I started this project more than 4 years ago but I did all of the lacing and about the last third of the braiding in the last two weekends. It’s curious to me how things can sit in hibernation for so long and then motivation strikes like lightning and a whirl of progress follows.
For a folk art that seems to have been as common and widespread as rug braiding, I found surprisingly little good information on precisely how to create one. The book that initially inspired me feigned complete instructions but it led me astray in the beginning and then drifted into such vagueness that it was worthless midway. So part of all that “down” time involved puzzling out exactly how old-fashioned braided rugs were actually made.
I think I have it figured out now so I will certainly learn how I am wrong on the next one.
One quick aside: that initial book encouraged me to sew all of my strips together before braiding, creating three very long fabric strips (rolled into balls).
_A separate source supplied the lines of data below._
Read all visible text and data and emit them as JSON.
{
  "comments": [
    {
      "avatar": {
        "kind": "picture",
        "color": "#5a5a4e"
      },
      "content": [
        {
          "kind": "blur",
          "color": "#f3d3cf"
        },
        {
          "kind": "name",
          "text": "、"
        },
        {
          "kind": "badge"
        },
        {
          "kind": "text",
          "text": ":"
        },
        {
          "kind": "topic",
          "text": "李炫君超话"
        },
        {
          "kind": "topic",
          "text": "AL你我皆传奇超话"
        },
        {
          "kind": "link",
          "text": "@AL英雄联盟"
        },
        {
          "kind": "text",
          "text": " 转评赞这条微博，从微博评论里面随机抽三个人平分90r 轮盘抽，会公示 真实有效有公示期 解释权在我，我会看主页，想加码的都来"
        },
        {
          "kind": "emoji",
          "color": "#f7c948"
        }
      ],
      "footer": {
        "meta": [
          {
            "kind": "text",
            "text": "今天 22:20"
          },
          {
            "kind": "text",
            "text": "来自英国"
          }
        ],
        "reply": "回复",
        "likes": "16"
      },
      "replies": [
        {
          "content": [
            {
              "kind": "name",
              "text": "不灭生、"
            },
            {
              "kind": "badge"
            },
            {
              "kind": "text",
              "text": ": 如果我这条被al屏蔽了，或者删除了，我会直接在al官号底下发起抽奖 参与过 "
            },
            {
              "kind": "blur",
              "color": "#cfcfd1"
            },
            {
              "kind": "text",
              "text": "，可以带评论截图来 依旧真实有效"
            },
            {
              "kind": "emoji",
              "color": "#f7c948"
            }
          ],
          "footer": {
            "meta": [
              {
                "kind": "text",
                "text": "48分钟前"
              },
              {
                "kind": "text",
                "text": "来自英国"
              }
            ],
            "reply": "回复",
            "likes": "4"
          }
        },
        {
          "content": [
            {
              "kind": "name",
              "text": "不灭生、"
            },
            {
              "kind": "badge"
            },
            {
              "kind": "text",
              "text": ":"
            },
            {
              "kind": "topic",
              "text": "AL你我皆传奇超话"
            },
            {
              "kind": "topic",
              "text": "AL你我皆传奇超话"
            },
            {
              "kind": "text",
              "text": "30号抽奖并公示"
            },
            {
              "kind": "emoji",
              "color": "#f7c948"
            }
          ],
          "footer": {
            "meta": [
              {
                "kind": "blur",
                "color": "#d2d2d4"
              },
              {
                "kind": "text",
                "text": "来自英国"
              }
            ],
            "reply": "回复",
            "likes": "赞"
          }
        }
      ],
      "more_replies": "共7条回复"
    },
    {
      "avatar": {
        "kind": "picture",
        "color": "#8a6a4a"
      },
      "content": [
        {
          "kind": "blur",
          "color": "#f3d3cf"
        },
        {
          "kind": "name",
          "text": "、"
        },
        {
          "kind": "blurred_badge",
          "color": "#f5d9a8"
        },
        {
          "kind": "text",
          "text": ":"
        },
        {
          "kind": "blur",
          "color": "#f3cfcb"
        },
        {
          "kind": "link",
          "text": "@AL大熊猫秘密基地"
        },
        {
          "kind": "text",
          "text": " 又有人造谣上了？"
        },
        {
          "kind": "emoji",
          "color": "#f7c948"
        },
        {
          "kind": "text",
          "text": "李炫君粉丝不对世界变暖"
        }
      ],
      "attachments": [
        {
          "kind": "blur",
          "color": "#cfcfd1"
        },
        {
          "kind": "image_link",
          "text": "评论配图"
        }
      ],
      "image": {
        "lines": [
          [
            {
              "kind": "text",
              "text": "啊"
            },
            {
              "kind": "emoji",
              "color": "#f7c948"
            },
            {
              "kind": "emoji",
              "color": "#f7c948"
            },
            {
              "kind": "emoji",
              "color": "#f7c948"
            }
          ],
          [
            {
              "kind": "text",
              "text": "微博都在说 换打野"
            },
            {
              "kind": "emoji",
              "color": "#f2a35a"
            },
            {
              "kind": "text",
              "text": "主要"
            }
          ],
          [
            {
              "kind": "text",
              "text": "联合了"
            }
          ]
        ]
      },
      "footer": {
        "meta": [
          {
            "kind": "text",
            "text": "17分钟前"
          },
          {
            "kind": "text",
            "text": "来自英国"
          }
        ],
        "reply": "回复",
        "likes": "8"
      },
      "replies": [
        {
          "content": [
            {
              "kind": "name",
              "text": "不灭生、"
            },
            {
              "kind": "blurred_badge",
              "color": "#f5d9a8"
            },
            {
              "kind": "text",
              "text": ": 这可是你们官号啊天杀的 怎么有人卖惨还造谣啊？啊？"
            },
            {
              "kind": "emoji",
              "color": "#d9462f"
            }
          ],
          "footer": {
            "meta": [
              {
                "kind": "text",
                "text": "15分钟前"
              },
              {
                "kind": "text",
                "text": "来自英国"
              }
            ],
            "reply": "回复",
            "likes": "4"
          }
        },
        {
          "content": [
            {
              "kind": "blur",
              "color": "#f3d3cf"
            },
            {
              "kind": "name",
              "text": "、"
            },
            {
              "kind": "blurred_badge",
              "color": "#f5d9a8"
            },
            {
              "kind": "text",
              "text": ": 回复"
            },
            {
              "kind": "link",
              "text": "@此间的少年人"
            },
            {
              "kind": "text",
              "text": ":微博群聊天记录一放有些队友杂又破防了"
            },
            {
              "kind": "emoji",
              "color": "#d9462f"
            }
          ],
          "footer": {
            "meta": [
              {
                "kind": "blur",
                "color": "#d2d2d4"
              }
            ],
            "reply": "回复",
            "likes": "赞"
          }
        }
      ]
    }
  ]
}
I can say with confidence that this is a terrible idea, and if you do so, you will curse those impossibly long and perpetually tangled strips with a vehemence not generally exercised with inanimate objects.
And yes, there will definitely be a next one. When I started this shirt cotton project, it was to practice for the wool rugs I really wanted to make. (Oh, my optimism pains even me sometimes.) And I did acquire a whole bin of wool ready and begging to become a rug in the meantime. The sane thing would be to look forward to starting that project next fall when the days get shorter again; we’ll see if I can wait that long to test my theories of rug braiding brilliance.